Washington. Mit einem letzten öffentlichen Appell rief Barack Obama am Sonntag den Kongress zur Einigung im dramatischen Budgetstreit auf, um den Absturz der USA über die Fiskalklippe zu verhindern. In einem seltenen Auftritt in der Fernsehsendung „Meet the Press“ warnte der Präsident, dass die amerikanische Wirtschaft ohne einen Kompromiss „schwer beschädigt“ würde. Aus den Reihen der Republikaner kamen zeitgleich Signale des Einlenkens. Senator Lindsey Graham sagte dem Sender FoxNews, die Aussichten auf eine „kleine Lösung“ seien „überaus gut“. Er fügte hinzu: „Hut ab vor dem Präsidenten, er hat gewonnen.“ Ob die Stimmung in der republikanischen Fraktion im Repräsentantenhaus ähnlich war, blieb zunächst jedoch offen.

Obama warnte allerdings, wenn der Kongress keinen Kompromiss finde, würde als erstes Gesetz im neuen Jahr eine Steuerkürzung insbesondere für den Mittelstand auf den Weg gebracht. „Sollten die Republikaner das nicht wollen, können sie mit Nein stimmen“, sagte der Präsident.

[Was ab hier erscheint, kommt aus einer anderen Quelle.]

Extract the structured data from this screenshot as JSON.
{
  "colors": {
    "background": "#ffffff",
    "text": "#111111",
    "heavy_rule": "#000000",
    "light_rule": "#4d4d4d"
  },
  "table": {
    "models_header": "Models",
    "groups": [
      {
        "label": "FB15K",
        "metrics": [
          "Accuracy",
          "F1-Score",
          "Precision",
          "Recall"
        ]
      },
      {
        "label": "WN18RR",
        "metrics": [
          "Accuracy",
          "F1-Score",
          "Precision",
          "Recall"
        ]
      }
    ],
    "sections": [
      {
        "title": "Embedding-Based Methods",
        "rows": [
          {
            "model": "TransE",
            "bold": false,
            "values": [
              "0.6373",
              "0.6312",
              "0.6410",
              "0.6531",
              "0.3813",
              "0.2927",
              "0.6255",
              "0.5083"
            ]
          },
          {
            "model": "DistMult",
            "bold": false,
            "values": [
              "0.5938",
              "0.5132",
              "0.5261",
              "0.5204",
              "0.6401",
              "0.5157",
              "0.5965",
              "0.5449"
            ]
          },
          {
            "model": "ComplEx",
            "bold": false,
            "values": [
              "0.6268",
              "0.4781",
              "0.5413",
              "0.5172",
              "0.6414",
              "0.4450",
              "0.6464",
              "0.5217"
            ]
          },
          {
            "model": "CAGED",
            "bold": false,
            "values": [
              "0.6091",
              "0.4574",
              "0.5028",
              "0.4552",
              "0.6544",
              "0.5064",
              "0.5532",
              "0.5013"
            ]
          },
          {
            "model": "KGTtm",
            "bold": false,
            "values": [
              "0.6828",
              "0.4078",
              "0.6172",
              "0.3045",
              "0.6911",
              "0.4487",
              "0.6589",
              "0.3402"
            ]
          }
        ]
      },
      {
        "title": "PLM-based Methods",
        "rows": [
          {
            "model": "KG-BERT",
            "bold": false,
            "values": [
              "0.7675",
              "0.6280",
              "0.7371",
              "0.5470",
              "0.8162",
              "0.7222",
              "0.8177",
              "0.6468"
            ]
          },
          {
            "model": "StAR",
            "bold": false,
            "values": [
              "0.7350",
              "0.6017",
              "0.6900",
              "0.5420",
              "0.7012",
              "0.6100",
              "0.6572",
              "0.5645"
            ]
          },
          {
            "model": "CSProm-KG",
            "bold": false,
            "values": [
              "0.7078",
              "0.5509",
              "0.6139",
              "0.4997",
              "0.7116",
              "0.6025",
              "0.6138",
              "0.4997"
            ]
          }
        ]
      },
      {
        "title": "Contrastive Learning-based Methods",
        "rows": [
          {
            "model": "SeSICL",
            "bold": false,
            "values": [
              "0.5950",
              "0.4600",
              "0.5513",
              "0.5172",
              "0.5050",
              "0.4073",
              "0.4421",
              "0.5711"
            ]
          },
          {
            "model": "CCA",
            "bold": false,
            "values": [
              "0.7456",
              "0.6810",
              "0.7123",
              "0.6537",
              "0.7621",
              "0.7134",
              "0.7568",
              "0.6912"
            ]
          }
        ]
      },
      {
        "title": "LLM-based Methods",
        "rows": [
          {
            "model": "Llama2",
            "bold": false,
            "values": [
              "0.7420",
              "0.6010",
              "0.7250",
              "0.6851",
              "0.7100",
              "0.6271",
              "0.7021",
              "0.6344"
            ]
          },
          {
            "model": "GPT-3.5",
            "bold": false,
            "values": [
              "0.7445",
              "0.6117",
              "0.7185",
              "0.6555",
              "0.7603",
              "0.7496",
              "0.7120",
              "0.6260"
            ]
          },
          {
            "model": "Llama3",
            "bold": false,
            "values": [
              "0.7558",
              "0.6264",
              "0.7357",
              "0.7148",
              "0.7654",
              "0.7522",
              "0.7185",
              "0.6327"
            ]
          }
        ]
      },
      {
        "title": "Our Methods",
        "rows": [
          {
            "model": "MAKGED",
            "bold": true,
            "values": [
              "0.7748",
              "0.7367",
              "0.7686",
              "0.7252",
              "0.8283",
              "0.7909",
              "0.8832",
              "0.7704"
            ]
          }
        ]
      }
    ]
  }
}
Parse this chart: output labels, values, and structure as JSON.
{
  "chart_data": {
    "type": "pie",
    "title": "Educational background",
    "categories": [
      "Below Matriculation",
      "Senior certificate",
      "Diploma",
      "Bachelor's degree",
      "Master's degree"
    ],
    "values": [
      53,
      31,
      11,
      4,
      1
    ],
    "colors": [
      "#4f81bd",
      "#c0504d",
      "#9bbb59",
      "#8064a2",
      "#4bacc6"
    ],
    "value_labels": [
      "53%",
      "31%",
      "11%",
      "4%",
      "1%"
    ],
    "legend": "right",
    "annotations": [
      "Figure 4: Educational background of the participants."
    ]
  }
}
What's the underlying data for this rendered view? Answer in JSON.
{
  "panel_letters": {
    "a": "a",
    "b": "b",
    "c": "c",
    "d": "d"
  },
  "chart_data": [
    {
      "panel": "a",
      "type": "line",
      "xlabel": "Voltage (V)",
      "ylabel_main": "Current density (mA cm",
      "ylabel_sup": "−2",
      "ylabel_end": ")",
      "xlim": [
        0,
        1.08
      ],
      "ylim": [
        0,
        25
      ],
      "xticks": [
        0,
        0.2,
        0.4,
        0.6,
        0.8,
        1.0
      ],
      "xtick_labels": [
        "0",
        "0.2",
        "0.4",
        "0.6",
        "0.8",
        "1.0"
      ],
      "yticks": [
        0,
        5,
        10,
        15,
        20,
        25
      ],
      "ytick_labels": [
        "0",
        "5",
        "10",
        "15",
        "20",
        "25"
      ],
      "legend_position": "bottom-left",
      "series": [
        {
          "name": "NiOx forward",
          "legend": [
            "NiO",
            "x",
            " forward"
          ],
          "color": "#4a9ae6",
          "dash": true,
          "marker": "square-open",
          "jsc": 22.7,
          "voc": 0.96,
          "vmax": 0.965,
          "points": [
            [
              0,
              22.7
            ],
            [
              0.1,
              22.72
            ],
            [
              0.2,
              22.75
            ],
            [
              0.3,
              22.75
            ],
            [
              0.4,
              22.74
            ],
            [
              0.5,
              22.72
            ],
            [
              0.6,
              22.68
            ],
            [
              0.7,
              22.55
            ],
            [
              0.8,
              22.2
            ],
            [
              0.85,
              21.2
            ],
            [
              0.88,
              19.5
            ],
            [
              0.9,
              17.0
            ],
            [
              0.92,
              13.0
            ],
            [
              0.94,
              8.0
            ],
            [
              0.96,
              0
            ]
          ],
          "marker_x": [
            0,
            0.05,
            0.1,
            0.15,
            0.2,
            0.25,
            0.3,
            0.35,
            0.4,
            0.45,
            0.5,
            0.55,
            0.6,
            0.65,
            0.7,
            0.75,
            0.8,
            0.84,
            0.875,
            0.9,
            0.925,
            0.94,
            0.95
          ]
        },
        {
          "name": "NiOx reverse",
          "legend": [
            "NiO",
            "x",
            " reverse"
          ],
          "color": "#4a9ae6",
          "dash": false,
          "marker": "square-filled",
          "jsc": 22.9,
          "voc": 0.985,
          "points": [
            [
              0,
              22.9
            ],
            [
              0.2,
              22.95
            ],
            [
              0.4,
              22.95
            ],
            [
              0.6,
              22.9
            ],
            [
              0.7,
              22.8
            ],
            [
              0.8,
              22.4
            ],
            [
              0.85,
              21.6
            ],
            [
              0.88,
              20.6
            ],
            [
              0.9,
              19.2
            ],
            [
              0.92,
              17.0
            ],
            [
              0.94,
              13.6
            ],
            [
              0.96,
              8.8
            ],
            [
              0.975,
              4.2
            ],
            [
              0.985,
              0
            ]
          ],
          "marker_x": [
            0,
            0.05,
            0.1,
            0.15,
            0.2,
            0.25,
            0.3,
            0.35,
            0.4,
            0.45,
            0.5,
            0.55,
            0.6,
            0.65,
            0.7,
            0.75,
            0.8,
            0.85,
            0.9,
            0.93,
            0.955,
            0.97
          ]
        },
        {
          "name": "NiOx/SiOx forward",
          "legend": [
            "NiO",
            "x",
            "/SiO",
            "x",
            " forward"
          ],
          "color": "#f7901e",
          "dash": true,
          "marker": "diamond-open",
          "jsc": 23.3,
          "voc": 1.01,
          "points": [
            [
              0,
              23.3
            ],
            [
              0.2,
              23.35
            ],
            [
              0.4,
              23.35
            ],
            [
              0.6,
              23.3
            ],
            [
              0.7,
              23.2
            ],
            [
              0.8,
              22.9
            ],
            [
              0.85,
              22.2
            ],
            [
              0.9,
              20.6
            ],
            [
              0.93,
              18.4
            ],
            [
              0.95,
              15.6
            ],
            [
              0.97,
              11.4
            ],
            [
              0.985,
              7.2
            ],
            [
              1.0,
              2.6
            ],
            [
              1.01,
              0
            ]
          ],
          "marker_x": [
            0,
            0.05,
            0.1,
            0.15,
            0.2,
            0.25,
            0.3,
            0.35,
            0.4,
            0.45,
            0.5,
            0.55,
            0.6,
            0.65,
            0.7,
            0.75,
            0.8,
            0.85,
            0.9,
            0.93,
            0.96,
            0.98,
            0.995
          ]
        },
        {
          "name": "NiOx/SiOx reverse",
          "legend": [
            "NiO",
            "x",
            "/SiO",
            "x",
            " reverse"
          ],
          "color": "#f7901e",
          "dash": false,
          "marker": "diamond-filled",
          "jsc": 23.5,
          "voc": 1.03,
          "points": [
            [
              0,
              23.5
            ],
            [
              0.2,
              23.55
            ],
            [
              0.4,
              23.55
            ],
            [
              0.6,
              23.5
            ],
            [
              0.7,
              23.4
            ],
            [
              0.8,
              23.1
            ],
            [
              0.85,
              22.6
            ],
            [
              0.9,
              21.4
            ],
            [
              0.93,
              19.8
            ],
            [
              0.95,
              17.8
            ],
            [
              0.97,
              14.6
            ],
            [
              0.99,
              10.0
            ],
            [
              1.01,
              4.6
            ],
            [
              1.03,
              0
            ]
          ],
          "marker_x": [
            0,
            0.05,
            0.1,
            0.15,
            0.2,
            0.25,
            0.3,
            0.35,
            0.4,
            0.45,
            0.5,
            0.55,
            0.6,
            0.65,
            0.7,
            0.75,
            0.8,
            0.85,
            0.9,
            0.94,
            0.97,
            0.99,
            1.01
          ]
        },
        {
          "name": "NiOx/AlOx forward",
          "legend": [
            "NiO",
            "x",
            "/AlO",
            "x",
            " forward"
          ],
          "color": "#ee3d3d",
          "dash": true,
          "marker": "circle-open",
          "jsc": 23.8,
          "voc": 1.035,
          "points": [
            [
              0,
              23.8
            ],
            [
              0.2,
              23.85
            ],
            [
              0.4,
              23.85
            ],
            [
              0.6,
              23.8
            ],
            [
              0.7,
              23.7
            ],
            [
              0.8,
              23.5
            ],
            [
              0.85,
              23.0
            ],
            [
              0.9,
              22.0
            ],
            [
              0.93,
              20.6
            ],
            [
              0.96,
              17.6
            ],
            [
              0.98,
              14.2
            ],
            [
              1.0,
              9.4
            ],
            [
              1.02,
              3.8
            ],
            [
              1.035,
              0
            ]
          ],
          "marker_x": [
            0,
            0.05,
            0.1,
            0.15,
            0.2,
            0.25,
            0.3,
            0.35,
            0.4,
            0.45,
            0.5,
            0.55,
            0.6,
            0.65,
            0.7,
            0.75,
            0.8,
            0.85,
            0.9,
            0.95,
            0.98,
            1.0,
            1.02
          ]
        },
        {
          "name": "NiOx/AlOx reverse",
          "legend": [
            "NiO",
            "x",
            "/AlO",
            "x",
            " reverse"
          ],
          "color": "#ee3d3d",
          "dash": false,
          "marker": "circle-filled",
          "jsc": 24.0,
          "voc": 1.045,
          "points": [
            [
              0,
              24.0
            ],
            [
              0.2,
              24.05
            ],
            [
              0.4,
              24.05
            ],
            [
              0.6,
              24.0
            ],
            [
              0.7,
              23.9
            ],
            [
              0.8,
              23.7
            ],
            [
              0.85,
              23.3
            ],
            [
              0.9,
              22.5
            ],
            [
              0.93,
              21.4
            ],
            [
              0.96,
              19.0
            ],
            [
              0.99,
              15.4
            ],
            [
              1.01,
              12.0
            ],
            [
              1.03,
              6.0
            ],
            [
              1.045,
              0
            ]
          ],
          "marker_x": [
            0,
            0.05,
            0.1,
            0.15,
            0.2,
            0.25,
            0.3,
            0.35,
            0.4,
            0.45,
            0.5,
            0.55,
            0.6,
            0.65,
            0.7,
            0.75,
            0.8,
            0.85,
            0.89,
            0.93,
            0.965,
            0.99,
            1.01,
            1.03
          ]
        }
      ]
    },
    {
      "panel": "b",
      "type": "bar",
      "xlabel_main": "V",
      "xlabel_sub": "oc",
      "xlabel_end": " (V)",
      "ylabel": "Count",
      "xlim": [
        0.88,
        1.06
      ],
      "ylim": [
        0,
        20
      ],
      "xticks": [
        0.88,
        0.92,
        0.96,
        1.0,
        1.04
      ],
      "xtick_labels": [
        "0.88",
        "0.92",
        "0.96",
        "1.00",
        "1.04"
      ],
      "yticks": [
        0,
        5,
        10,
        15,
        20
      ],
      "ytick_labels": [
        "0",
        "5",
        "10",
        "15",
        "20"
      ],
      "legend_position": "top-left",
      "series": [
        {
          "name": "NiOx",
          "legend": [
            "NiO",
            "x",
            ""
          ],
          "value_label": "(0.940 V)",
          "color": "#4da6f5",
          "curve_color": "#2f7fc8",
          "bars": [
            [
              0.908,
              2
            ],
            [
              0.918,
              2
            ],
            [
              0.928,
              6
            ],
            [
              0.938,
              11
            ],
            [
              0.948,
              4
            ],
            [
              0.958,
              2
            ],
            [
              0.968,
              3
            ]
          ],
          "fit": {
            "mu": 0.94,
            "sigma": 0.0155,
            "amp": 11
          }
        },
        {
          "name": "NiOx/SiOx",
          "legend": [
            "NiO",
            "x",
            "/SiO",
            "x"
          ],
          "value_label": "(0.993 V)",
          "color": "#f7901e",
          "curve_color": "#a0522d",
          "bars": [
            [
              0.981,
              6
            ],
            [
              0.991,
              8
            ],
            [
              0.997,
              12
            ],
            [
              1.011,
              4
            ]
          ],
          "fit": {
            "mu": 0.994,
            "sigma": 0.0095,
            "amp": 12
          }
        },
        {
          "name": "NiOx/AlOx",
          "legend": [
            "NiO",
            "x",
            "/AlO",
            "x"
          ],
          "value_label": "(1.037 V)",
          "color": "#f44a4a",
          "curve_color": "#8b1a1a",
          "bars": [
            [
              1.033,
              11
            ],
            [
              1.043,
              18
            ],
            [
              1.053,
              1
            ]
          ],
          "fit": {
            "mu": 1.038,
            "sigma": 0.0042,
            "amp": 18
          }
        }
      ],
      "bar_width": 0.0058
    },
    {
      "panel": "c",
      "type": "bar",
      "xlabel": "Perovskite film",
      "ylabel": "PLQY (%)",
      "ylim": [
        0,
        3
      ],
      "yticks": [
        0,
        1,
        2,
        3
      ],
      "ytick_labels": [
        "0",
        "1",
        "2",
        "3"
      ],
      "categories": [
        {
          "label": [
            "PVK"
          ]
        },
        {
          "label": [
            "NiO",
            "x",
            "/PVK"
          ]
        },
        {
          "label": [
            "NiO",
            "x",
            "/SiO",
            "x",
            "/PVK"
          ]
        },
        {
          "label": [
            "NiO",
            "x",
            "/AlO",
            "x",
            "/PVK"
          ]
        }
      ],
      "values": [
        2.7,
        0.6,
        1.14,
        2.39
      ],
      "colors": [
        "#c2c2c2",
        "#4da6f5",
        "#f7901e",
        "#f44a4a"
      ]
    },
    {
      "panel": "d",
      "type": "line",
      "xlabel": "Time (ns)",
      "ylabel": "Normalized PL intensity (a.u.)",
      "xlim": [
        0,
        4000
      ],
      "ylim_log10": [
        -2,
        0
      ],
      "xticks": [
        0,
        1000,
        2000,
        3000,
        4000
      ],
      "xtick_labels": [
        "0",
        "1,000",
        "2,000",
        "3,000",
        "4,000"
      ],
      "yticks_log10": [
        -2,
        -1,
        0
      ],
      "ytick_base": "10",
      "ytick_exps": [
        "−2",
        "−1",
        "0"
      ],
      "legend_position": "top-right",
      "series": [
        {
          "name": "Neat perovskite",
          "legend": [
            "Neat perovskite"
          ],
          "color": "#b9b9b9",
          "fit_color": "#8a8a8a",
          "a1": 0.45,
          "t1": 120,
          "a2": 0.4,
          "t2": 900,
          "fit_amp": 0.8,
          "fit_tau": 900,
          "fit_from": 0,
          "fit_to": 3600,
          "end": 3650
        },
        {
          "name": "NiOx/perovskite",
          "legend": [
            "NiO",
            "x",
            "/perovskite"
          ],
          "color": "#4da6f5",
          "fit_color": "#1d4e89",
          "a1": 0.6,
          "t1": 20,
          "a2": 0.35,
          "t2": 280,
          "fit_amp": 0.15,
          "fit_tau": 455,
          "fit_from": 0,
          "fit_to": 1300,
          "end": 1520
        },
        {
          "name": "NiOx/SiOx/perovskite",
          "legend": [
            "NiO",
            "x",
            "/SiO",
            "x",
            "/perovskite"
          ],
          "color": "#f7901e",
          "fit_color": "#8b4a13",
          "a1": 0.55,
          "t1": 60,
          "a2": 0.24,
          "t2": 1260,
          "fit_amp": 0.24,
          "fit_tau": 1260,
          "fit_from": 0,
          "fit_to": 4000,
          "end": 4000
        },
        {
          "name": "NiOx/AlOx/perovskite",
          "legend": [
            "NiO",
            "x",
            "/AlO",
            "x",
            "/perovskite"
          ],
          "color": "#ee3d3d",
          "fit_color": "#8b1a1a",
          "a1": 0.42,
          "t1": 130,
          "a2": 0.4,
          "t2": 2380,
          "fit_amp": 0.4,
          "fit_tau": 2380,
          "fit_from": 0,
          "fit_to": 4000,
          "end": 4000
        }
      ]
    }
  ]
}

Es müsse „unabhängig von parteiischen Betrachtungen unsere oberste Priorität sein, sicherzustellen, dass die Steuern für Mittelklasse-Familien nicht steigen“, sagte Obama.

Für den Sonntagnachmittag hatten Senat und Repräsentantenhaus Sitzungen einberufen. Ob es abstimmungsreife Vorlagen mit Aussicht auf Mehrheiten in beiden Kongresskammern geben würde, blieb im Vorfeld unklar. Beide Kammern müssen einen Kompromiss absegnen.

Rechnerisch ginge dies im Repräsentantenhaus auch mit einer republikanischen Minderheit. Um das Gesicht zu wahren, könnten unzufriedene Republikaner vor der Abstimmung den Kongress verlassen.

540 Mrd. Dollar mehr Steuern

Ohne eine Einigung drohten zum 1. Jänner automatisch Steuererhöhungen im Volumen von 540 Milliarden Dollar, zudem Budgeteinschnitte in Höhe von 110 Milliarden Dollar, die je zur Hälfte das Pentagon und zivile Etats betreffen. Auch die bis zu 99 Wochen gewährte Hilfe für derzeit rund zwei Millionen Arbeitslose drohte auszulaufen. Experten befürchteten, dass die USA durch die Wucht und Plötzlichkeit dieses Gesamtpaketes zurück in eine Rezession stürzen und die Arbeitslosigkeit wieder deutlich steigen könnten.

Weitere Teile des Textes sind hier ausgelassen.